Westfield freshman Johnny Pace portrays Troy, East High School’s star basketball player. "Everybody looks to him to lead the team to victory in the championship," said Pace. "But while on vacation he discovers singing and — despite what everyone else says — he decides to audition for the musical. He’s not afraid to try new things and he’s firm in his beliefs and true to his friends."

Also delighted with his part, Pace likes his character’s songs and the experiences he has throughout the play. "It’s my first starring role, and Troy has to be serious and show love," said Pace. "In the past, I’ve played comedic roles, so this is a nice change."

He especially likes the number, "Get Your Head in the Game," which his sings. "It’s an energetic, fast-paced and wonderfully choreographed song that I think will be an audience favorite," he said. "The audience will appreciate how lively and upbeat the whole show is, and they’ll like seeing familiar songs come to life on stage."

Playing Sharpay is Rocky Run eighth-grader Kristen Popham. "She’s very sassy and likes to be the center of attention at all times," said Popham. "She also wants her brother to do everything for her. She’s a thespian and believes she has her own spotlight wherever she is, as if she has her own stage. I love it; people don’t see me as playing someone sassy and mean, so it’s nice to try something different."

But, added Popham, "Sharpay’s not really mean – she’s just so caught up in herself and her own performance. You can’t overdo her; she’s so out there that the sky’s the limit when playing her." Popham’s favorite tune is "What I’ve been Looking For." Ryan and Sharpay sing this love song for their audition. But because of Sharpay’s personality, they make it fast and jazzy.
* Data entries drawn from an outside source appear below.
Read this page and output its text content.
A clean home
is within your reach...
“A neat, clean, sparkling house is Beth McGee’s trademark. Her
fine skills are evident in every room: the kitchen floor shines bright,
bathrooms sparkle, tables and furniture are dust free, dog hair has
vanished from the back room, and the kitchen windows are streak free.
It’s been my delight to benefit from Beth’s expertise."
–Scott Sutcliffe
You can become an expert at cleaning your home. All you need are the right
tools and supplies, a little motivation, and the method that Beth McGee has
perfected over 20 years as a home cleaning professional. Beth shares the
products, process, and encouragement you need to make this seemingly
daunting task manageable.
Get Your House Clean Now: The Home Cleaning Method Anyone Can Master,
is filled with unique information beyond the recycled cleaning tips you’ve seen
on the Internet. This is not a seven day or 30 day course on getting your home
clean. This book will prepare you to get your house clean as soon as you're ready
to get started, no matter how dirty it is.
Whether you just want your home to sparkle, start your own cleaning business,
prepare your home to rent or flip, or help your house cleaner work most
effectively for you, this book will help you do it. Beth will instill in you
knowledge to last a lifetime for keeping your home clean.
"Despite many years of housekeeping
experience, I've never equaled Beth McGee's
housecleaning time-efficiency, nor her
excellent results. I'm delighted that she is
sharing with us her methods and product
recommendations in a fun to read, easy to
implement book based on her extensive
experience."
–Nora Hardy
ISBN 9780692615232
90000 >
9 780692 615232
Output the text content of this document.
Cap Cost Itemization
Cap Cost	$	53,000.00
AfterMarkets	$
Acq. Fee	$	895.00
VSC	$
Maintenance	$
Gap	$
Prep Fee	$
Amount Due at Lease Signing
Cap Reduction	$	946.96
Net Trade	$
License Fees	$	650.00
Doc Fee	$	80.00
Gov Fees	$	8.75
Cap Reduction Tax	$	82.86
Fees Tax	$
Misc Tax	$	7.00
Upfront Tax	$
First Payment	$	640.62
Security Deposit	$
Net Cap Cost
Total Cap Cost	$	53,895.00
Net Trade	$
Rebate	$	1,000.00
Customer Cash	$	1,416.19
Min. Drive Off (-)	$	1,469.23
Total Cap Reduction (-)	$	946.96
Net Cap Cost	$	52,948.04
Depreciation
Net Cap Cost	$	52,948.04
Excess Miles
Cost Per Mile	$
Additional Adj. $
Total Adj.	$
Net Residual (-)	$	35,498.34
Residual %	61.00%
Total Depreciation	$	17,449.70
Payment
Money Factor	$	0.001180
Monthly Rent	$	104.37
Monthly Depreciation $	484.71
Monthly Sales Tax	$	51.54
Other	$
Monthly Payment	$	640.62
Popham said audiences will like the fact that "kids from all over the community have created a show that’s fun to watch and is for a good cause. The ticket money is contributed to the church to help kids go on mission trips."

Westfield freshman Samantha Dempsey portrays Gabriella Montez. "Gabriella’s an intelligent, shy girl who has a hard time making friends," said Dempsey. "She’s in the Brainiacs — the smart kids — and joins the science decathlon team. She’s a sweet girl with nice friends, and she gets a crush on Troy the first time she meets him."

"I really enjoy portraying her," continued Dempsey. "She’s more like me in real life; I make friends easily. I also like playing a lead and making friends with the cast. It’s a lot of fun and worth doing all the work, and the cast is great."

She especially likes the song, "Start of Something New," which Gabriella sings with Troy at a karaoke contest, during their first encounter. "It’s a beautiful song with a great tune, and I love the lyrics," she said. "Johnny and I have fun doing it."

Dempsey said the audience will enjoy the show’s humor and "the set will be amazing — it’ll look really cool. They’ll also like the message to follow your dreams and don’t stop doing what you love, no matter what your friends say; follow your heart."

Harrington said the play wouldn’t be possible without all the parent volunteers. "They’ve done everything from building the set and painting backdrops to doing crowd control during rehearsals," she said. "And they’ll also be working hard, the week of the show, so I really appreciate all their help. The thing I love best about theater is the beauty of the community coming together to create something amazing."